DBMS Architecture

Relational Operations

DBMS core = relational engine, with implementations of:

  • Selection, projection, join, set operations.
  • Scanning, sorting, grouping, aggregation.

Low Level Functions

Relational operations are supported by low level functions: - Relation openRel(db, name): - Gets handle on relation name in database db.

- ``Page request_page(rel, pid)``:
    - Get page ``pid`` from relation ``rel``, return buffer containing page.

- ``Record get_record(buf, tid)``:
    - Return record ``tid`` from page ``buf``.

- ``Tuple mkTuple(rel, rec)``:
    - Convert record rec to a tuple, based on ``rel`` schema.

Example of using low level functions:

// scan a relation Employees
Page p;  // current page
Tuple t; // current tuple
Relation r = relOpen(db, "Employees");
for (int i = 0; i < nPages(r); i++) {
   p = request_page(rel,i);
   for (int j = 0; j < nRecs(p); j++)
      t = mkTuple(r, get_record(p, j));
      ... process tuple t ...
   } 
}

Dimensions of Variations

There are two dimensions of variations to relational operations:

  • Which relation operation (e.g. Sel, Proj, Join, Sort, …).
  • Which access-method (e.g. file structure: heap, indexed, hashed).

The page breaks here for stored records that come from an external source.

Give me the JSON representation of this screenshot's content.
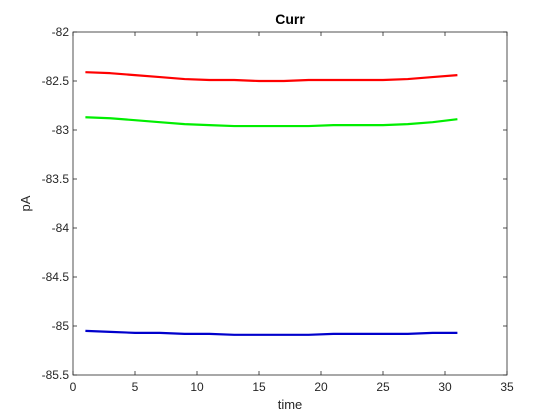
{
  "chart_data": {
    "type": "line",
    "title": "Curr",
    "xlabel": "time",
    "ylabel": "pA",
    "xlim": [
      0,
      35
    ],
    "ylim": [
      -85.5,
      -82
    ],
    "xticks": [
      0,
      5,
      10,
      15,
      20,
      25,
      30,
      35
    ],
    "yticks": [
      -82,
      -82.5,
      -83,
      -83.5,
      -84,
      -84.5,
      -85,
      -85.5
    ],
    "grid": false,
    "legend": "none",
    "x": [
      1,
      3,
      5,
      7,
      9,
      11,
      13,
      15,
      17,
      19,
      21,
      23,
      25,
      27,
      29,
      31
    ],
    "series": [
      {
        "color": "#ff0000",
        "values": [
          -82.41,
          -82.42,
          -82.44,
          -82.46,
          -82.48,
          -82.49,
          -82.49,
          -82.5,
          -82.5,
          -82.49,
          -82.49,
          -82.49,
          -82.49,
          -82.48,
          -82.46,
          -82.44
        ]
      },
      {
        "color": "#00ee00",
        "values": [
          -82.87,
          -82.88,
          -82.9,
          -82.92,
          -82.94,
          -82.95,
          -82.96,
          -82.96,
          -82.96,
          -82.96,
          -82.95,
          -82.95,
          -82.95,
          -82.94,
          -82.92,
          -82.89
        ]
      },
      {
        "color": "#0000cc",
        "values": [
          -85.05,
          -85.06,
          -85.07,
          -85.07,
          -85.08,
          -85.08,
          -85.09,
          -85.09,
          -85.09,
          -85.09,
          -85.08,
          -85.08,
          -85.08,
          -85.08,
          -85.07,
          -85.07
        ]
      }
    ]
  }
}
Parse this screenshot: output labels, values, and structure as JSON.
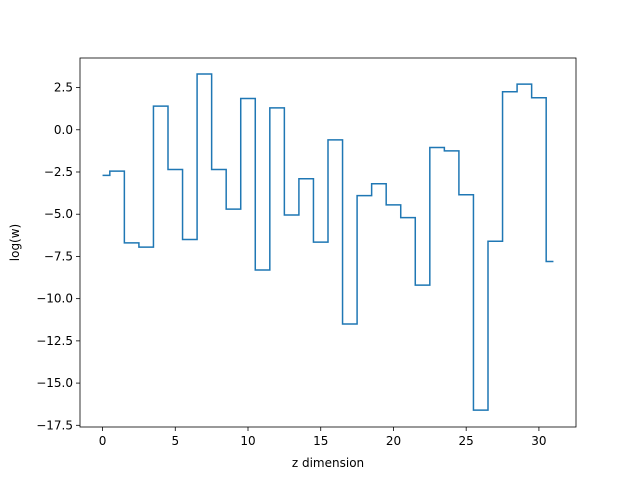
{
  "chart_data": {
    "type": "line",
    "drawstyle": "steps-mid",
    "xlabel": "z dimension",
    "ylabel": "log(w)",
    "xlim": [
      -1.55,
      32.55
    ],
    "ylim": [
      -17.6,
      4.25
    ],
    "xticks": [
      0,
      5,
      10,
      15,
      20,
      25,
      30
    ],
    "yticks": [
      2.5,
      0.0,
      -2.5,
      -5.0,
      -7.5,
      -10.0,
      -12.5,
      -15.0,
      -17.5
    ],
    "ytick_labels": [
      "2.5",
      "0.0",
      "−2.5",
      "−5.0",
      "−7.5",
      "−10.0",
      "−12.5",
      "−15.0",
      "−17.5"
    ],
    "grid": false,
    "legend": "none",
    "series": [
      {
        "color": "#1f77b4",
        "x": [
          0,
          1,
          2,
          3,
          4,
          5,
          6,
          7,
          8,
          9,
          10,
          11,
          12,
          13,
          14,
          15,
          16,
          17,
          18,
          19,
          20,
          21,
          22,
          23,
          24,
          25,
          26,
          27,
          28,
          29,
          30,
          31
        ],
        "values": [
          -2.7,
          -2.45,
          -6.7,
          -6.95,
          1.4,
          -2.35,
          -6.5,
          3.3,
          -2.35,
          -4.7,
          1.85,
          -8.3,
          1.3,
          -5.05,
          -2.9,
          -6.65,
          -0.6,
          -11.5,
          -3.9,
          -3.2,
          -4.45,
          -5.2,
          -9.2,
          -1.05,
          -1.25,
          -3.85,
          -16.6,
          -6.6,
          2.25,
          2.7,
          1.9,
          -7.8
        ]
      }
    ]
  }
}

Each query method involves an operator and a file structure. Examples:

  • Primary-key selection on a hashed file.
  • Primary-key selection on indexed file.
  • Join on ordered heap file.
  • Join on hashed file.
  • Two-dimensional range query on R-tree indexed file.

Analysis of Cost

Two main measures of relational operation cost:

  • Time Cost: total time taken to execute method.
    • Affected by many factors such as:
      • Speed of IO devices.
      • Load on machine.
    • We do not consider time cost in our analyses.
  • Page Cost: number of pages read and/or written.
    • Better for comparing methods:
      • Identifies workload imposed by method.
    • However is clearly affected by buffering.

Quantities in analysis:

  • A relation is a set of r tuples with average tuple size R bytes.
  • Tuples are stored in b data pages on disk.
  • Each page has size B bytes and contains up to c tuples.
  • Tuples which answer query q are contained in b_q pages.
  • Data is transferred between disk and memory in whole pages.
  • Cost of disk and memory transfer T_r/w is very high.